Labour wants end of Eurobond ‘loophole’(2)

The UK’s left-leaning political party said it wants to stop GPs and others from avoiding withholding tax by using the Quoted Eurobond Exemption.

The UK’s opposition government has taken aim at a common private equity tax arrangement in a recently released policy document.

The document said a future Labour government would take action against the use of the Quoted Eurobond Exemption.

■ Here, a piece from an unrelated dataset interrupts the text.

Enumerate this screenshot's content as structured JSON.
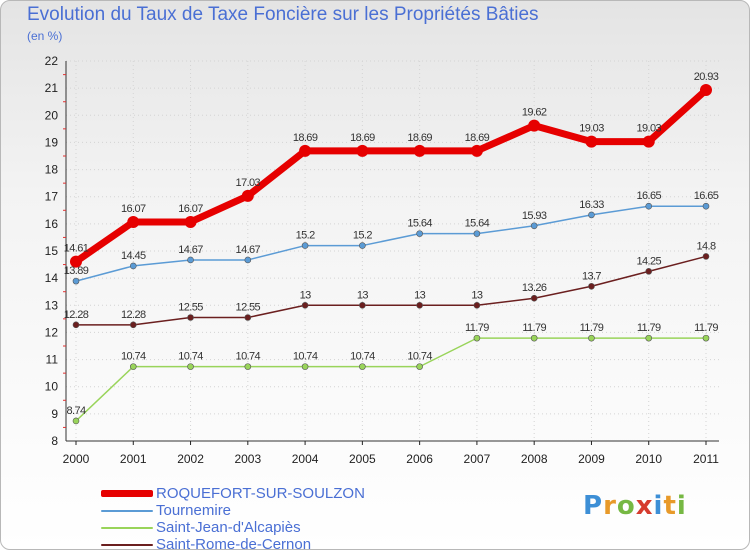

When a UK-based business pays interest to an overseas lender, the government usually withholds 20 percent of the payment until various administrative requirements with the UK’s tax authority are complied with, which takes time and money. However, according to existing UK tax legislation, this withholding tax doesn’t apply to any payments in relation to a quoted Eurobond. The exemption allows GPs to lend money to portfolio companies, or other intra-group entities, via an instrument listed on the Channel Islands Stock Exchange without paying the standard withholding tax on overseas payments.

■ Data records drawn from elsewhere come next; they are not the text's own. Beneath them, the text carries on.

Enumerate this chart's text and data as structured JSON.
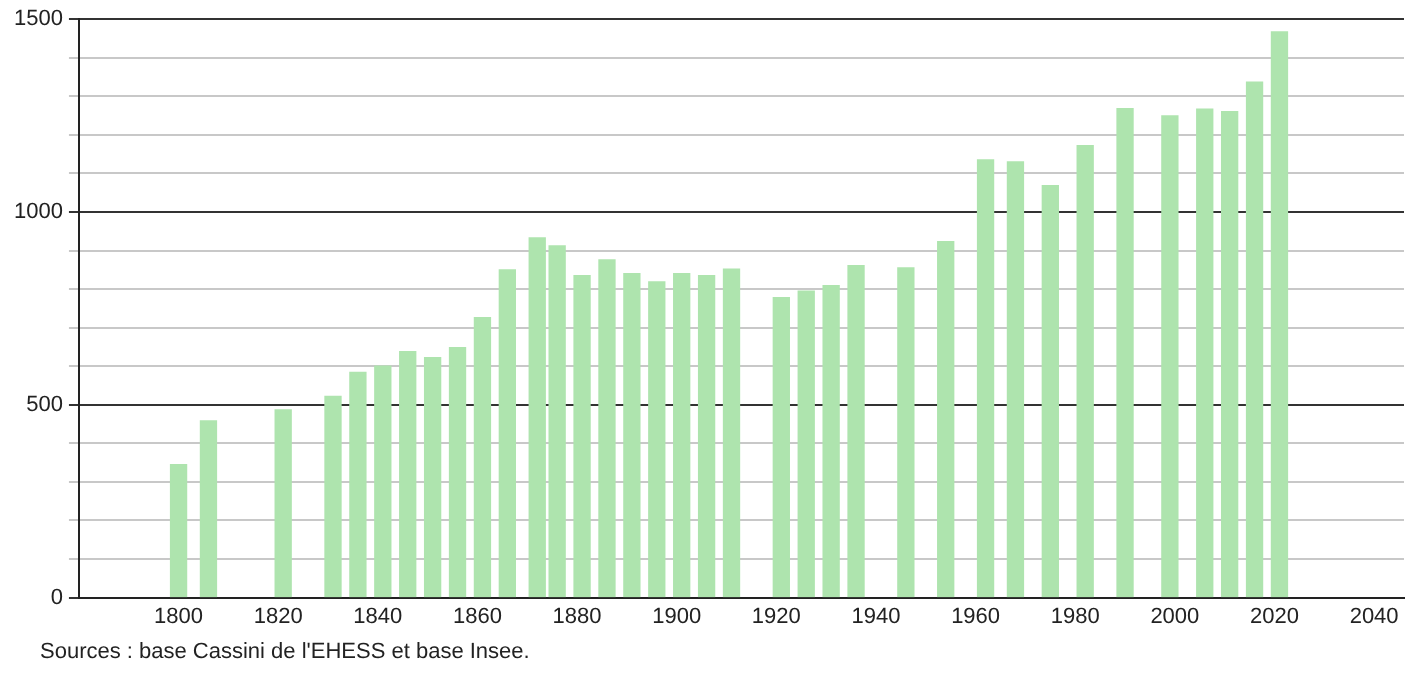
{
  "chart_data": {
    "type": "bar",
    "x": [
      1800,
      1806,
      1821,
      1831,
      1836,
      1841,
      1846,
      1851,
      1856,
      1861,
      1866,
      1872,
      1876,
      1881,
      1886,
      1891,
      1896,
      1901,
      1906,
      1911,
      1921,
      1926,
      1931,
      1936,
      1946,
      1954,
      1962,
      1968,
      1975,
      1982,
      1990,
      1999,
      2006,
      2011,
      2016,
      2021
    ],
    "values": [
      345,
      458,
      487,
      522,
      584,
      600,
      638,
      622,
      648,
      726,
      850,
      933,
      912,
      835,
      876,
      840,
      819,
      840,
      835,
      852,
      778,
      795,
      809,
      861,
      855,
      923,
      1135,
      1130,
      1068,
      1172,
      1268,
      1249,
      1267,
      1260,
      1337,
      1467
    ],
    "color": "#aee4ae",
    "xlim": [
      1780,
      2046
    ],
    "xticks": [
      1800,
      1820,
      1840,
      1860,
      1880,
      1900,
      1920,
      1940,
      1960,
      1980,
      2000,
      2020,
      2040
    ],
    "ylim": [
      0,
      1500
    ],
    "yticks": [
      0,
      {
        "value": 100,
        "label": null
      },
      {
        "value": 200,
        "label": null
      },
      {
        "value": 300,
        "label": null
      },
      {
        "value": 400,
        "label": null
      },
      500,
      {
        "value": 600,
        "label": null
      },
      {
        "value": 700,
        "label": null
      },
      {
        "value": 800,
        "label": null
      },
      {
        "value": 900,
        "label": null
      },
      1000,
      {
        "value": 1100,
        "label": null
      },
      {
        "value": 1200,
        "label": null
      },
      {
        "value": 1300,
        "label": null
      },
      {
        "value": 1400,
        "label": null
      },
      1500
    ],
    "grid": "y",
    "legend": false,
    "annotations": [
      "Sources : base Cassini de l'EHESS et base Insee."
    ]
  }
}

Labour’s proposal specifically looks at the use of quoted Eurobonds between companies in the same group, and indicates that Labour put a stop to the exemption where bonds have been issued to connected parties. Labour also criticized the current government who, in 2012, consulted on whether to remove the Eurobond exemption but decided that it was comfortable with the status quo.

The Eurobond exemption also found the spotlight last October when a report, by Corporate Watch and UK newspaper The Independent, claimed that a number of leading UK retailers – including several private equity-backed businesses – had “cut their taxable profits” by making use of the exemption.

Industry lobby group the British Private Equity & Venture Capital Association director-general Tim Hames criticized the report as “inaccurate and misleading”. He argued that the exemption exists to encourage foreign investment and that removing the exemption would result in “less investment coming into the UK, and into social care providers where it is desperately needed”.